Friday, May 24, 2013

I changed while I was gone

Well I think. I hope. I have no fucking clue what I'm doing anymore. I forgot how to write and let my aggressions go.

When I last left writing I believe I was here:

This was right after Andrew passed. I ate my feelings off a Costco flatbed and it's not as if I looked huge fully clothed. I looked decent, huge tit tent shirts aside. 
I wrote a post on reddit:

So I started weightlifting almost one year after my brother tragically passed away from a heart attack. He was 29 at the time, we are/were barely a year apart. It was the most life changing event, ever. He meant the entire world to me, he was a king amongst men. Valhalla has him now, and I know he has a chair waiting for me. But it was a jolt, a realization. Your health is not only meaningful to you, but other people. Your livelihood and health are not only detrimental to you, but the ones you love. It made me feel like I was being selfish because I saw how his death affected not only me, my family, but so many others. Love yourself and others. Become and stay healthy. Please. I will be very honest when I say, I have not lost much weight at all. MAYBE 10 pounds. My waist was 30-31 when I started, now its 24.5. I have lost about 7 inches off my hips and my ass looks pretty damn good. Because now I have one! I cut out dairy and gluten, which was way easier than I thought. I started eating way more protein and lifted as heavy as I could. I never ever ran before. My thought was, unless the cops were chasing I wasnt running. Last month I finished my first 5k ever under 30 minutes. Yeah....I didnt know squatting could help that. I plan on another 5k next month. I started cardio within the past two months, never did it prior.

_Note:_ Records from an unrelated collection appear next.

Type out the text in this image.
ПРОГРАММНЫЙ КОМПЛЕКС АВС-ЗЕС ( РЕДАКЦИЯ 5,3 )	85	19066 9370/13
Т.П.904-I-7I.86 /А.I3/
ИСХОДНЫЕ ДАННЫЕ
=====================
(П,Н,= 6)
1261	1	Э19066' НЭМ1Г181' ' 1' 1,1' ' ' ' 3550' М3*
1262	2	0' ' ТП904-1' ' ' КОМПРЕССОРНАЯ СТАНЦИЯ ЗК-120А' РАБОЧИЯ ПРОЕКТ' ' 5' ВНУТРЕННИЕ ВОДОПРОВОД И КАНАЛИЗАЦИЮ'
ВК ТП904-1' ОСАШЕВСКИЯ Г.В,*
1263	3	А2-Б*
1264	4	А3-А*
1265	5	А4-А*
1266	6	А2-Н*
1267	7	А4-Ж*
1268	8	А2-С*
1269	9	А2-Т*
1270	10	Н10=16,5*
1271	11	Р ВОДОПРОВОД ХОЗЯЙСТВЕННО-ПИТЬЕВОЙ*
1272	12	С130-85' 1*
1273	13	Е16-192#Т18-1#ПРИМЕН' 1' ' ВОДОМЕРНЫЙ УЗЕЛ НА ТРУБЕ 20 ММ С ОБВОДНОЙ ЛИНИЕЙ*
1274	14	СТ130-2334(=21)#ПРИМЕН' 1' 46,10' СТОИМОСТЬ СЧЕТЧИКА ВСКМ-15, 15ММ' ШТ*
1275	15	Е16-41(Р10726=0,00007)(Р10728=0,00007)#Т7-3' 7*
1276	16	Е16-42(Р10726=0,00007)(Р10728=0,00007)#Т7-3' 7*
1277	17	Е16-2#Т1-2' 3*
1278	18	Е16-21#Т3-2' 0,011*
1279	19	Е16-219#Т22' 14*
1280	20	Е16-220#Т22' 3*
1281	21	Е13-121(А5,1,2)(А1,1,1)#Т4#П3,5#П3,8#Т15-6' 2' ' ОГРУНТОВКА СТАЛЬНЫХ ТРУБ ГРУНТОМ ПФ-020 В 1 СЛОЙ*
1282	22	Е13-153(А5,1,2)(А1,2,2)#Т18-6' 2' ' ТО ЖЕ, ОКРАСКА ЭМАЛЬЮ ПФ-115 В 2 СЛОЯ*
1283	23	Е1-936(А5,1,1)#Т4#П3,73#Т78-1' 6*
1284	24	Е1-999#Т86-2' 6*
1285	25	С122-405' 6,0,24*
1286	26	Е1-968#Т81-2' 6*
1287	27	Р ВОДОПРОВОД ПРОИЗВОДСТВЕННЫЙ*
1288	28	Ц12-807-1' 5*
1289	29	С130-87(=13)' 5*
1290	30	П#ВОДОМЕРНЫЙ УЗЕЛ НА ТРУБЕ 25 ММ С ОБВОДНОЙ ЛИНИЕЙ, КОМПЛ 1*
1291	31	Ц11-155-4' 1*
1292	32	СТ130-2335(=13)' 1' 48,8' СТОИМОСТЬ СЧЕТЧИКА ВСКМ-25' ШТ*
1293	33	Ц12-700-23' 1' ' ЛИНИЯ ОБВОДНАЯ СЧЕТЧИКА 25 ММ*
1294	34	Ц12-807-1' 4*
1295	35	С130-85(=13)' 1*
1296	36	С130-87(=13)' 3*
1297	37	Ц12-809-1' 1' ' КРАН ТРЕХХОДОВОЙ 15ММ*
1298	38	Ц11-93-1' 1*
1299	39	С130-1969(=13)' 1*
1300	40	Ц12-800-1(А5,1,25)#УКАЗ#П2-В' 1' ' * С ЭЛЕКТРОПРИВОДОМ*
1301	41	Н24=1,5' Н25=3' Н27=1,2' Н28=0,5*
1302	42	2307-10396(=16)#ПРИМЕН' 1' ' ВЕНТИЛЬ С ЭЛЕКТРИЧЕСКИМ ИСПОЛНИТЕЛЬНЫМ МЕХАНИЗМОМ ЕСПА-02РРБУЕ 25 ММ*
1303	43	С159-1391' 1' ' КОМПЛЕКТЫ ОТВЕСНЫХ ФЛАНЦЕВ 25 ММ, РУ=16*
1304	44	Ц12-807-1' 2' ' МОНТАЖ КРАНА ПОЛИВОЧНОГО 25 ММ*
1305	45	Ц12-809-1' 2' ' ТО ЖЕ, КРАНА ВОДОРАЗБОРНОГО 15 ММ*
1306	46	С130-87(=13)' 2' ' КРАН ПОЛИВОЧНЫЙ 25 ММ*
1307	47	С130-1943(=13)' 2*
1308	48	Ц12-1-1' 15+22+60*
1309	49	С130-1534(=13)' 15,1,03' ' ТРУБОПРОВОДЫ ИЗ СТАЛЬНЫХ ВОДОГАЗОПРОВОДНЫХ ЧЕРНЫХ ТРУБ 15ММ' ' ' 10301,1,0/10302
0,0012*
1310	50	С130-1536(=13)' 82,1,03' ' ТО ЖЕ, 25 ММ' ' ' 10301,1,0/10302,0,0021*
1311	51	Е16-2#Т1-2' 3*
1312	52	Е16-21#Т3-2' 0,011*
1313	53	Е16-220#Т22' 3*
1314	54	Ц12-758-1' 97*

I was rather large and needed to start working out.  Here is me last August:


 So I change my life. Actually, I changed my life for one hour a day four days a week. This is what happened:


Here is a post I made on reddit about how I went through it.


 I didn't do anything super drastic. I listened to my body more, ate things that made me feel good, I relearned to love myself. 

My quick tips:

Fork put downs and table push aways. Stop eating until failure, pick up heavy things and stop being a bitch about lifting weights. Cardio is giving you a saggy ass and waifs are as attractive at 12 year old boys.